For normal floating point numbers, the number stored in the floating point variable is (ignoring sign) 1. mantissa * 2exponent-offset. The leading 1 is not stored in the variable.
I know that there are tons of questions like this one, but I couldn't find my answers. Please read before voting to close (:
According to PC ASM:
The numeric coprocessor has eight floating point registers.
Each register holds 80 bits of data.
Floating point numbers are always stored as 80-bit
extended precision numbers in these registers.
How is that possible, when sizeof shows different things. For example, on x64 architecture, the sizeof double is 8 and this is far away from 80bits.
why does std::numeric_limits< long double >::max() gives me 1.18973e+4932 ?! This is huuuuuuuuuuge number. If this is not the way to get max of floating point numbers, then why this compiles at all, and even more - why does this returns a value.
what does this mean:
Double precision magnitudes can range from approximately 10^−308 to 10^308
These are huge numbers, you cannot store them into 8B or even 16B (which is extended precision and it is only 128bits)?
Obviously, I'm missing something. Actually, obviously, a lot of things.
1) sizeof is the size in memory, not in a register. sizeof is in bytes, so 8 bytes = 64 bits. When doubles are calculated in memory (on this architecture), they get an extra 16 bits for more precise intermediate calculations. When the value is copied back to memory, the extra 16 bits are lost.
2) Why do you think long double doesn't go up to 1.18973e+4932?
3) Why can't you store 10^308 in 8 bytes? I only need 13 bits: 4 to store the 10, and 9 to store the 308.
A double is not an intel coprocessor 80 bit floating point, it is a IEEE 754 64 bit floating point. With sizeof(double) you will get the size of the latter.
This is the correct way to get the maximum value for long double, so your question is pointless.
You are probably missing that floating point numbers are not exact numbers. 10^308 doesn't store 308 digits, only about 19 digits.
The size of space that the FPU uses and the amount of space used in memory to represent double are two different things.
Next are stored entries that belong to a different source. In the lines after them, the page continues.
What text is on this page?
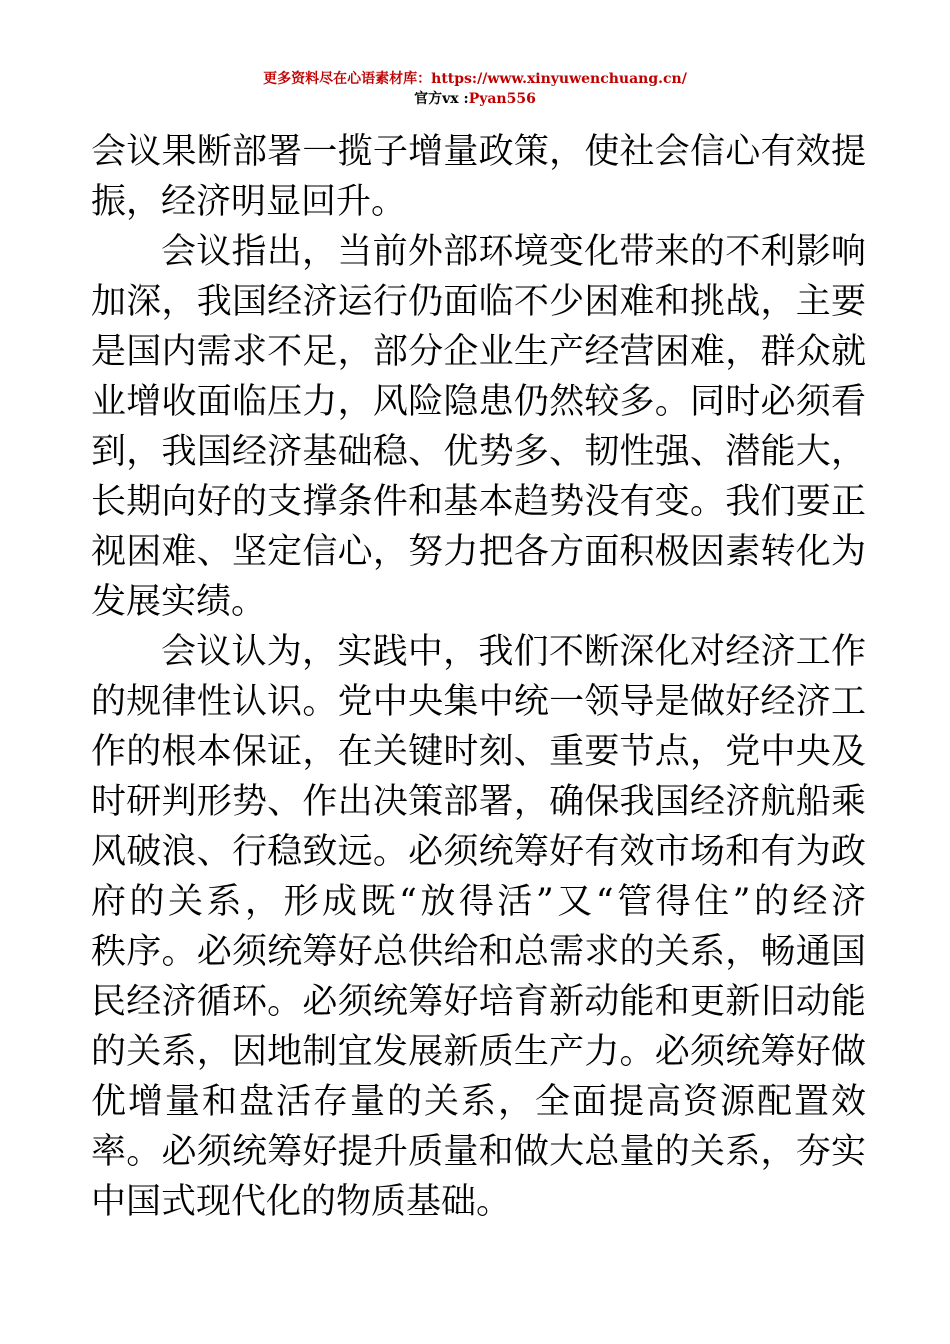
更多资料尽在心语素材库：https://www.xinyuwenchuang.cn/
官方vx :Pyan556
会议果断部署一揽子增量政策，使社会信心有效提
振，经济明显回升。
会议指出，当前外部环境变化带来的不利影响
加深，我国经济运行仍面临不少困难和挑战，主要
是国内需求不足，部分企业生产经营困难，群众就
业增收面临压力，风险隐患仍然较多。同时必须看
到，我国经济基础稳、优势多、韧性强、潜能大，
长期向好的支撑条件和基本趋势没有变。我们要正
视困难、坚定信心，努力把各方面积极因素转化为
发展实绩。
会议认为，实践中，我们不断深化对经济工作
的规律性认识。党中央集中统一领导是做好经济工
作的根本保证，在关键时刻、重要节点，党中央及
时研判形势、作出决策部署，确保我国经济航船乘
风破浪、行稳致远。必须统筹好有效市场和有为政
府的关系，形成既“放得活”又“管得住”的经济
秩序。必须统筹好总供给和总需求的关系，畅通国
民经济循环。必须统筹好培育新动能和更新旧动能
的关系，因地制宜发展新质生产力。必须统筹好做
优增量和盘活存量的关系，全面提高资源配置效
率。必须统筹好提升质量和做大总量的关系，夯实
中国式现代化的物质基础。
IEEE 754 (which probably most architectures use) specifies 32-bit single precision and 64-bit double precision numbers, which is why sizeof(double) gives you 8 bytes. Intel x86 does floating point math internally using 80 bits.
std::numeric_limits< long double >::max() is giving you the correct size for long double which is typically 80 bits. If you want the max size for 64 bit double you should use that as the template parameter.
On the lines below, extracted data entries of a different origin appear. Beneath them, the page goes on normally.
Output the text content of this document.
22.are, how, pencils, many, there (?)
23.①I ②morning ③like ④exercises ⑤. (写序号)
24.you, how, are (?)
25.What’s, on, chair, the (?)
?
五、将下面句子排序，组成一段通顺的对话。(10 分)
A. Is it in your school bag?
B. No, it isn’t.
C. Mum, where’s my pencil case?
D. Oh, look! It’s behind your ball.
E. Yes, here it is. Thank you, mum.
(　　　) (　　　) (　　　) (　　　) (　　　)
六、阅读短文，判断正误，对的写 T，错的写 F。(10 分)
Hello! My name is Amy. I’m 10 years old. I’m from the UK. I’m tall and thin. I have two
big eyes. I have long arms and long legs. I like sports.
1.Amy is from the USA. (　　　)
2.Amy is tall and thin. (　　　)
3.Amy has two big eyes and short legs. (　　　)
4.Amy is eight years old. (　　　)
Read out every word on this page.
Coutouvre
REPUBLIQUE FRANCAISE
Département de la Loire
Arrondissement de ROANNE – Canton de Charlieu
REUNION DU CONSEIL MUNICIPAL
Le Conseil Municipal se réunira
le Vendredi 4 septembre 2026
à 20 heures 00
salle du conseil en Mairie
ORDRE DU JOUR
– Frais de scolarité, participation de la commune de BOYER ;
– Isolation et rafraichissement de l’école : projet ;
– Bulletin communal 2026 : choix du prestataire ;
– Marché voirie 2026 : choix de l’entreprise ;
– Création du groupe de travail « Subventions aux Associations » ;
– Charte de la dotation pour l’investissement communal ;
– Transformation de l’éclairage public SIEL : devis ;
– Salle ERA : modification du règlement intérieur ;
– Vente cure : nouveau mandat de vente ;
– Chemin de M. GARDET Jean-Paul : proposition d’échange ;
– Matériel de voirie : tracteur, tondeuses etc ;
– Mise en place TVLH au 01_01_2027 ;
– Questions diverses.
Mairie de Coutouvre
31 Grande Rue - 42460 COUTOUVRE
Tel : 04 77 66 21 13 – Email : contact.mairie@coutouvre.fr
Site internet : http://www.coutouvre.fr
For the question about ranges, why do you think you can't store them in 8 bytes? They do in fact fit, and what you're missing is that at the extremes of the range there are number that can't be represented (for example exponent nearing 308, there are many many integers that cant' be represented at all).
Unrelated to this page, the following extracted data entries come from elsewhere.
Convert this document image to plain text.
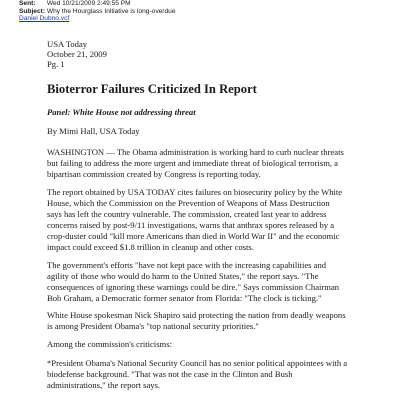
Sent: Wed 10/21/2009 2:49:55 PM
Subject: Why the Hourglass Initiative is long-overdue
Daniel Dubno.vcf
USA Today
October 21, 2009
Pg. 1
Bioterror Failures Criticized In Report
Panel: White House not addressing threat
By Mimi Hall, USA Today

WASHINGTON — The Obama administration is working hard to curb nuclear threats
but failing to address the more urgent and immediate threat of biological terrorism, a
bipartisan commission created by Congress is reporting today.

The report obtained by USA TODAY cites failures on biosecurity policy by the White
House, which the Commission on the Prevention of Weapons of Mass Destruction
says has left the country vulnerable. The commission, created last year to address
concerns raised by post-9/11 investigations, warns that anthrax spores released by a
crop-duster could "kill more Americans than died in World War II" and the economic
impact could exceed $1.8 trillion in cleanup and other costs.

The government's efforts "have not kept pace with the increasing capabilities and
agility of those who would do harm to the United States," the report says. "The
consequences of ignoring these warnings could be dire." Says commission Chairman
Bob Graham, a Democratic former senator from Florida: "The clock is ticking."

White House spokesman Nick Shapiro said protecting the nation from deadly weapons
is among President Obama's "top national security priorities."

Among the commission's criticisms:

*President Obama's National Security Council has no senior political appointees with a
biodefense background. "That was not the case in the Clinton and Bush
administrations," the report says.
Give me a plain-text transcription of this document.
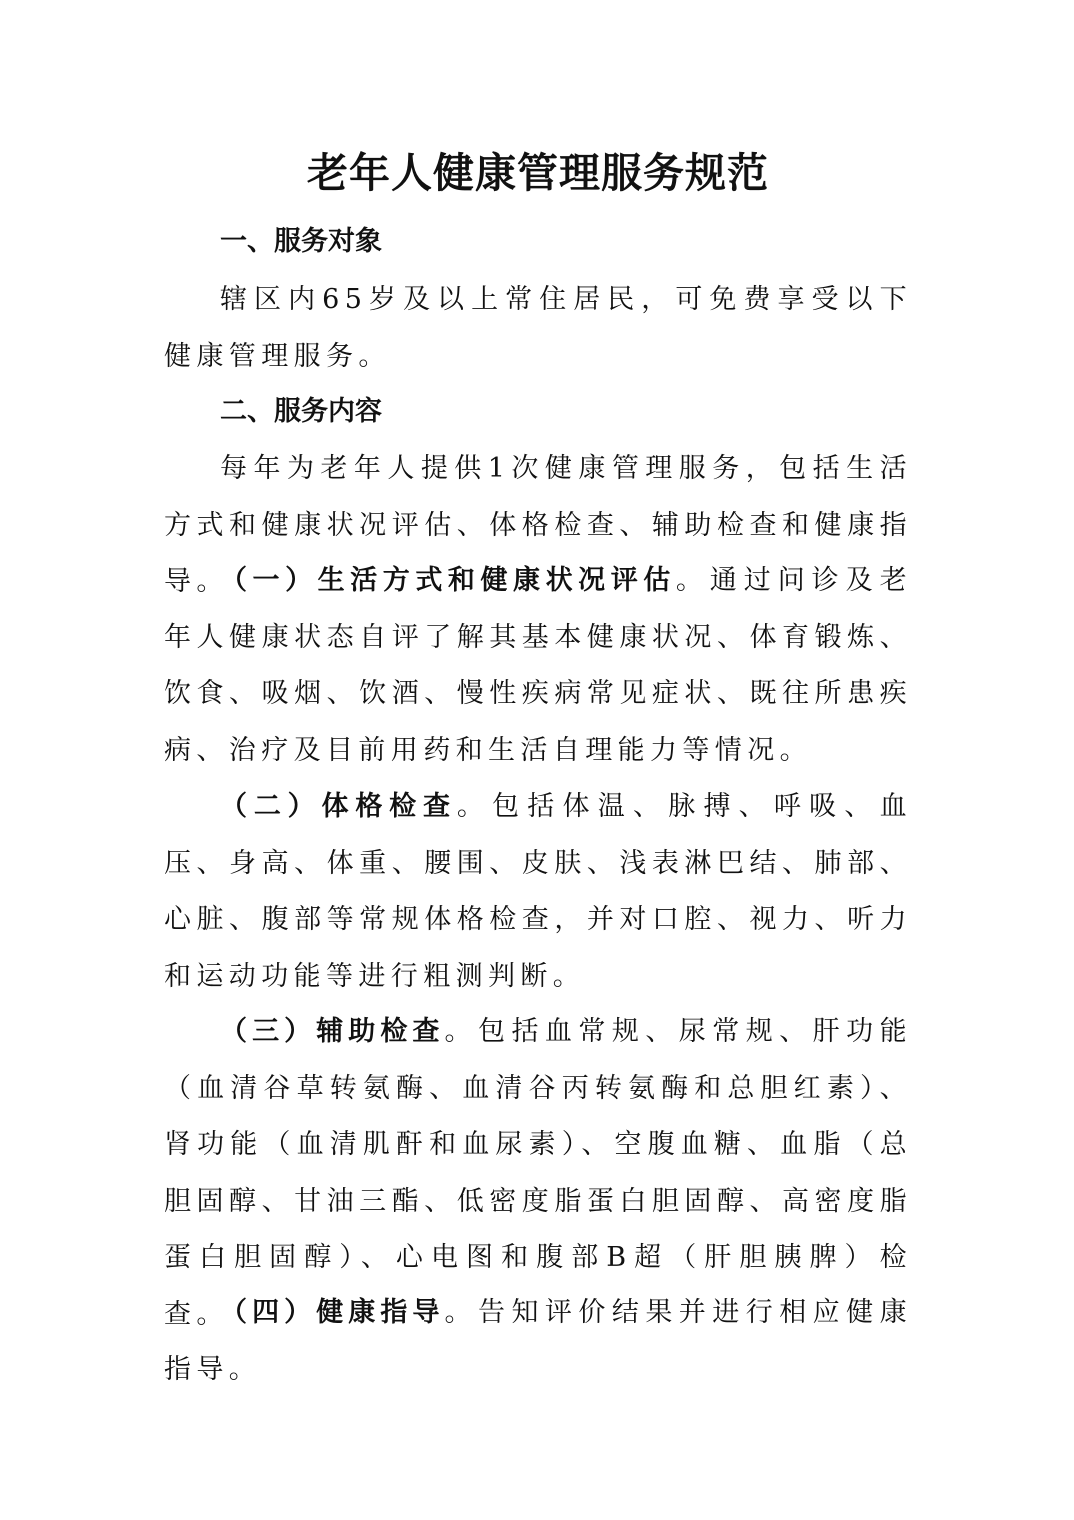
老年人健康管理服务规范
一、服务对象

辖区内65岁及以上常住居民，可免费享受以下健康管理服务。

二、服务内容

每年为老年人提供1次健康管理服务，包括生活方式和健康状况评估、体格检查、辅助检查和健康指导。

（一）生活方式和健康状况评估。通过问诊及老年人健康状态自评了解其基本健康状况、体育锻炼、饮食、吸烟、饮酒、慢性疾病常见症状、既往所患疾病、治疗及目前用药和生活自理能力等情况。

（二）体格检查。包括体温、脉搏、呼吸、血压、身高、体重、腰围、皮肤、浅表淋巴结、肺部、心脏、腹部等常规体格检查，并对口腔、视力、听力和运动功能等进行粗测判断。

（三）辅助检查。包括血常规、尿常规、肝功能（血清谷草转氨酶、血清谷丙转氨酶和总胆红素）、肾功能（血清肌酐和血尿素）、空腹血糖、血脂（总胆固醇、甘油三酯、低密度脂蛋白胆固醇、高密度脂蛋白胆固醇）、心电图和腹部B超（肝胆胰脾）检查。

（四）健康指导。告知评价结果并进行相应健康指导。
See also http://floating-point-gui.de/ for info about floating point.
Floating point number on computer are represented according to the IEEE 754-2008.
It defines several formats, amongst which
binary32 = Single precision,
binary64 = Double precision and
binary128 = Quadruple precision are the most common.
http://en.wikipedia.org/wiki/IEEE_754-2008#Basic_formats
Double precision number have 52 bits for the digit, which gives the precision, and 10 bits for the exponent, which gives the size of the number.
So doubles are 1.xxx(52 binary digits) * 2 ^ exponent(10 binary digits, so up to 2^10=1024)
And 2^1024 = 1,79 * 10^308
Which is why this is the largest value you can store in a double.
When using a quadruple precision number, they are 112 bits of precision and 14 digits for the exponent, so the largest exponent is 16384.
As 2^16384 gives 1,18 * 10^4932 you see that your C++ test was perfectly correct and that on x64 your double is actually stored in a quadruple precision number.